Just a few years ago, however, the Council was heavily Republican when Mayor Kevin Faulconer, and Councilmembers Mark Kersey, Scott Sherman, Lori Zapf, and Cate all served together.

But, over the past 20 years, the demographics and Party registration preferences in the City have changed to where Democrats now outnumber Republicans by more than two to one and voter turnout heavily favors Democrats. 

According to the most current voter registration report by the County Registrar of Voters, there are 377,012 Democrats, but only 165,867 Republicans in the City, with an additional 206,512 voters registered as “Decline-to-State” or non-partisan.

When looking at each Council district, however, the Party disparity is sometimes greater, even though each district is drawn to include roughly the same amount of residents without reference to Party registration.

For example, Sean Elo-Rivera’s District 9, which includes the communities of Rolando, Mt. Hope, Kensington, and the College area, has nearly four times as many Democrats as Republicans, with 40,728 Democrats but only 10,325 Republicans, representing an almost four to one advantage.

Similarly, Vivian Moreno’s 8th District, which includes the areas of Barrio Logan, San Ysidro, and Otay Mesa, has 40,587 Democrats compared to only 12,428 Republicans.

The district with the closest Party registration is Marni von Wilpert’s District 5, covering the communities of Rancho Bernardo, Scripps Ranch, and Carmel Mountain, which has 39,539 Democrats and 30,205 Republicans.

Before von Wilbert was elected in 2020, District 5 was represented exclusively by Republicans, including Mark Kersey, Carl DeMaio, Brian Maienschein, and Barbara Warden.

Councilmembers are elected by voters in their respective districts, but do not run citywide. Prior to 1989, City Council candidates ran within their districts in Primary Elections, then the top two vote-getters ran citywide in the General Election.

Although Democrats have outnumbered Republicans in the City by a growing number during the past 20 years, voter turnout favored GOP candidates for many years.

Still, the City saw several Democratic mayors elected during times when Republican voters dominated local elections.

Democrat Bob Filner, who had served in Congress for nearly 20 years, was elected Mayor in 2012 by defeating then-Councilman Carl DeMaio.

But, Filner would only serve nine months in office before resigning over allegations of sexual harassment.
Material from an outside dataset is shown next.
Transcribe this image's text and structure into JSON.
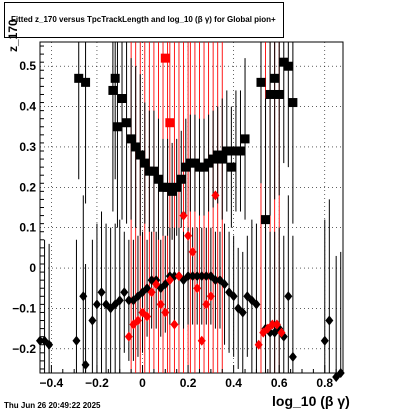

Filner later pled guilty to charges of false imprisonment and battery.

Before Filner’s election, a string of Republicans held the Mayor’s office for 20 years, including Jerry Sanders, Dick Murphy, and Susan Golding. Golding led the efforts to bring the 1996 Republican National Convention to San Diego.

The last Democrat to have been elected Mayor when voter registration still favored Republicans was Maureen O’Conner, who served two terms from 1986 to 1992. O’Conner was the first of only two women (including Golding) elected Mayor of San Diego.

O’Conner was on the City Council in 1985 when Republican Mayor Roger Hedgecock was convicted of perjury and conspiracy charges in a campaign corruption scandal. Hedgecock had been charged for accepting over $350,000 in illegal campaign contributions in his 1983 campaign against O’Conner.

Upon his conviction, Hedgecock resigned and O’Conner won a special election to replace him, and she was later re-elected in 1987. 

Two other notable Democratic Mayors were Frank Curren, who served from 1963 to 1971, and his predecessor, Charles C. Dail, who served from 1955 to 1963. 

Curren championed the sale of bonds that built Jack Murphy Stadium and a new citywide sewer system. The City’s Administration Building complex was later named after Dail.

In total, only 11 of 37 Mayors of San Diego since 1850 have been Democrats, compared to 24 Republicans, 4 Independents, and 2 smaller Party candidates. 

David Brower Kurtz, who served in 1851 and 1852, was a Whig, and another, William Jefferson "Will" Hunsaker, who only served from January to November 1888, was a member of the Workingmen's Party of California, a small labor organization Party that fielded candidates from 1877 to 1883.